Comparing Amazon and eBay
Derius Hopkins
Purdue University Global
FI499 Bachelor’s Capstone in Finance
Dr. Ernesto Escobedo
4-28-23
The companies to analyze will be eBay and Amazon based on the leverage ratio. These ratios show how liquid a company is and how much they depend on debt to fiancé their operations. These ratios are significant for an investor to decide on which company to invest in. The higher the leverage ratios, the higher the probable risks and possible company downturns. Equally, they can also signify higher returns. The leverage rations to be analyzed include:
The debt ratio indicates how much a company depends on debt to acquire assets or the proportion of borrowing in the company’s capital. A higher debt ratio means a higher interest payment hence interest payment risks. The debt ratio for eBay was 0.82 in 2022. This is an indication that the company has more assets than debts and liabilities. Amazon's debt ratio is 0.6 hence it has more assets than its debt (Macrotrends, 2023).

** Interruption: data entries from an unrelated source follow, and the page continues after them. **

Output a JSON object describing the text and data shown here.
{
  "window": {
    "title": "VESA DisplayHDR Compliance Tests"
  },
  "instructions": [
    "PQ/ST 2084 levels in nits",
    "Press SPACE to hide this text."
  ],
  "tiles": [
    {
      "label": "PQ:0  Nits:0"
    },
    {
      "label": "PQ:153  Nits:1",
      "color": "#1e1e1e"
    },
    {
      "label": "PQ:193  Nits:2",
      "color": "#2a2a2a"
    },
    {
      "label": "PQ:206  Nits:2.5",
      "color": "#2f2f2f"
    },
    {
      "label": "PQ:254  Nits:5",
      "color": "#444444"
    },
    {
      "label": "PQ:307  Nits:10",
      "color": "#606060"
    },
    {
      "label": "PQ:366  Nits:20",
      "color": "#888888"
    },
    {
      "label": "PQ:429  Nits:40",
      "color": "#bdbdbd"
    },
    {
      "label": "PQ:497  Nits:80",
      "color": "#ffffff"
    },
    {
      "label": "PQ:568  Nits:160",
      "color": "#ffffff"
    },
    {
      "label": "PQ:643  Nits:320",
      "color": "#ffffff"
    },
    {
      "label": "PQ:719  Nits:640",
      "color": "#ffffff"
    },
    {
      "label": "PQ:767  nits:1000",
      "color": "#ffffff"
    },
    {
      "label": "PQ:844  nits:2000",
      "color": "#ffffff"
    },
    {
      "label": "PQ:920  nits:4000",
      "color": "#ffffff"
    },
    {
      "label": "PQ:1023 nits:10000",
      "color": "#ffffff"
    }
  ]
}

The next ratio is the debt-to-equity ratio which shows the relationship between total liability and equity. It generally shows the impacts of vendors and creditors on the company compared to shareholders. A higher ratio indicates that shareholders financed the company more and it can expand from equity capital rather than debt. As of 2022, the Debt to equity ratio for eBay was 1.50 generally, eBay generates considerable capital from both sources that is equity and debt financing (Stock Analysis, 2023). However, the equity debt capital is slightly higher than the equity capital. Amazon's debt-equity ratio in 2022 is 0.49 (Macrotrends, 2023).
The third ratio is the interest coverage ratio which shows how much the company's operating income goes to debt repayment. The eBay interest coverage ratio was 4.52, this is an indication that eBay can easily cover its debts without defaulting and having much impact on company capital and operations (Stock Analysis, 2023). Amazon's interest coverage ratio is 4.9 nearly the same level as eBay hence it can easily meet all its debt obligations (Macrotrends, 2023).
EBay vs Amazon ROE analysis
ROE can be interesting and analyzed from different ratios. In this case, I will use net profit margin and asset turnover. EBay's ROE is -24.7235, ROA is -6.1103 and Net profit margin is -12.96. This ROE is high due to the negative profit margin caused by higher expenses than revenue. It is also evident that the company is spending more capital on assets that do not generate more revenues and profits for the company as expected.
Amazon's ROE is -1.86, ROA is-0.59, and Net profit margin is -0.53 (WSJ, 2022). Amazon has a high net profit margin than eBay because the revenue covers all the expenses and the company is having a high-profit level. It is also investing capital into valuable assets that have a significant impact on the returns and profitability levels.